Технику укрыли рядом, за пляжем, в зарослях туземного камыша. Или того, что на «Счастье» заменяло камыш: Высокие, выше головы стволы, тонкие зелёные листья. В тени, под листьями – грустные морды грузовиков. Исполинские машины дремали, грелись, щуря на солнце глаза – фары. Камыш гнулся под ветром, шумел. Белые семена осыпали дождём клёпанные, тупые капоты.

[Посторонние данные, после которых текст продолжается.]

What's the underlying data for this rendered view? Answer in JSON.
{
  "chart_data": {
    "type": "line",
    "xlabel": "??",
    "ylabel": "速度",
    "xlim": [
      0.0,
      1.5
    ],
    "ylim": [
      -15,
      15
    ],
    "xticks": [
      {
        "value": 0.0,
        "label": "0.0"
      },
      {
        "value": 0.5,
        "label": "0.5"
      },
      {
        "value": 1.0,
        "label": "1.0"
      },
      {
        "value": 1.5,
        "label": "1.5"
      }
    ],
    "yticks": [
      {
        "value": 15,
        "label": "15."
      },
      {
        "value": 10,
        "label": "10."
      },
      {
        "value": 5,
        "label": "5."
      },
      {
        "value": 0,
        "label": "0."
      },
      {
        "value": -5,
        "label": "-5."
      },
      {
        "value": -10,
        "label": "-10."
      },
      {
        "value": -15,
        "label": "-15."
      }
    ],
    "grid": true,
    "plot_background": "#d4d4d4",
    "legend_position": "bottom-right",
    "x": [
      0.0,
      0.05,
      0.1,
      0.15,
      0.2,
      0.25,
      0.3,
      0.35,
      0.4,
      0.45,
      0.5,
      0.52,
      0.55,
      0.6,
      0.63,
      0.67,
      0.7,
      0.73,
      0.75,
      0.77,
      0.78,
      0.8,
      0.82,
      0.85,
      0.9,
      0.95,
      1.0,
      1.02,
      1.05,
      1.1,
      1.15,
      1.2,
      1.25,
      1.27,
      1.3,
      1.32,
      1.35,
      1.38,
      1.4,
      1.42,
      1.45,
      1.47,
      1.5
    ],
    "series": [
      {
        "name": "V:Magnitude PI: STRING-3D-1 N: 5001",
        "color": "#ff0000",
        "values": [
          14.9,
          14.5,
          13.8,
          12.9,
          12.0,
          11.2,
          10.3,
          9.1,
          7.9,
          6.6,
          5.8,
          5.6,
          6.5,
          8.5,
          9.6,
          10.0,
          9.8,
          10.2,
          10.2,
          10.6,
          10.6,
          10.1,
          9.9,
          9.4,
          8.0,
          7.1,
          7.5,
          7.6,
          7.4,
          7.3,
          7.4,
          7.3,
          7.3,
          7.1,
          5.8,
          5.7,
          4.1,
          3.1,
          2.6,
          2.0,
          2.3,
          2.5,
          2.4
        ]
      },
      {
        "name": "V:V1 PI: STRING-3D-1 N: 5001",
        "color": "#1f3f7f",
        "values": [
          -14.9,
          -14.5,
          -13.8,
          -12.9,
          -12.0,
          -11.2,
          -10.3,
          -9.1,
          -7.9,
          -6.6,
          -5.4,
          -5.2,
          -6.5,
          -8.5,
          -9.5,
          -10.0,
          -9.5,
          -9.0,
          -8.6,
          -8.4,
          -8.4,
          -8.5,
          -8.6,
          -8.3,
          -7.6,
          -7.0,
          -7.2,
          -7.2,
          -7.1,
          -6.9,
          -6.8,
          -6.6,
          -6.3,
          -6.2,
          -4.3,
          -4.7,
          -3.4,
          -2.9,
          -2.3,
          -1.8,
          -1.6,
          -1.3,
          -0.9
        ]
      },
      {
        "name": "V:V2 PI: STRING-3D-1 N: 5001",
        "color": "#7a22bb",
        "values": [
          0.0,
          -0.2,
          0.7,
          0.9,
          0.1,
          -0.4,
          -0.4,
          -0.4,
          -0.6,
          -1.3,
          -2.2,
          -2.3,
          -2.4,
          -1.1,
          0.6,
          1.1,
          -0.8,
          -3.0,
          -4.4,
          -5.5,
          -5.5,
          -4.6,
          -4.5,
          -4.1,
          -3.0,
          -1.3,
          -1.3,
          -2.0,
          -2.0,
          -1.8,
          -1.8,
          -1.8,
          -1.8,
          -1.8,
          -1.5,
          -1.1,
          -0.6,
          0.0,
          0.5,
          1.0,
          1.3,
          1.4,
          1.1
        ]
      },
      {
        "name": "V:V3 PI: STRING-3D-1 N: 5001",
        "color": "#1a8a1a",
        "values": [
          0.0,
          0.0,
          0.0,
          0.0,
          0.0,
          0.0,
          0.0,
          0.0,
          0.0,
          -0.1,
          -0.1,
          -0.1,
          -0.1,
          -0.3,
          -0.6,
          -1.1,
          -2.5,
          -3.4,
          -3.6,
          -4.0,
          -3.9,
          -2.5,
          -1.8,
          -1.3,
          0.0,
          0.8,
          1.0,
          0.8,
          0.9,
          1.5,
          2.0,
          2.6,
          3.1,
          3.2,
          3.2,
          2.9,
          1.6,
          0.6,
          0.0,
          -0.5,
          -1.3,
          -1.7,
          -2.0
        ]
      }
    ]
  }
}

Крайний в ряду БТР – «транспорт, вездеходный, легкобронированный серия 80», в просторечии бэха, оказался Эрвину машиной знакомой. Восьмиколесный, приземистый, остроносый грузовик, списанный из десанта в гражданку – крыша спилена вместе с башней, кузов открыт, уцелели борта и кабина. И пулемёт наверху, сдвоенный «кольт-браунинг спарка» на турели. Казалось, тоже дремал, уставив в небо тупые стволы. Короба охлаждения на дулах – все в белых, нежных цветах. Эрвин хотел было удивиться – откуда здесь такое старье, но вспомнил порт, экологические законы и Пеггины матюги по поводу сданного бластера.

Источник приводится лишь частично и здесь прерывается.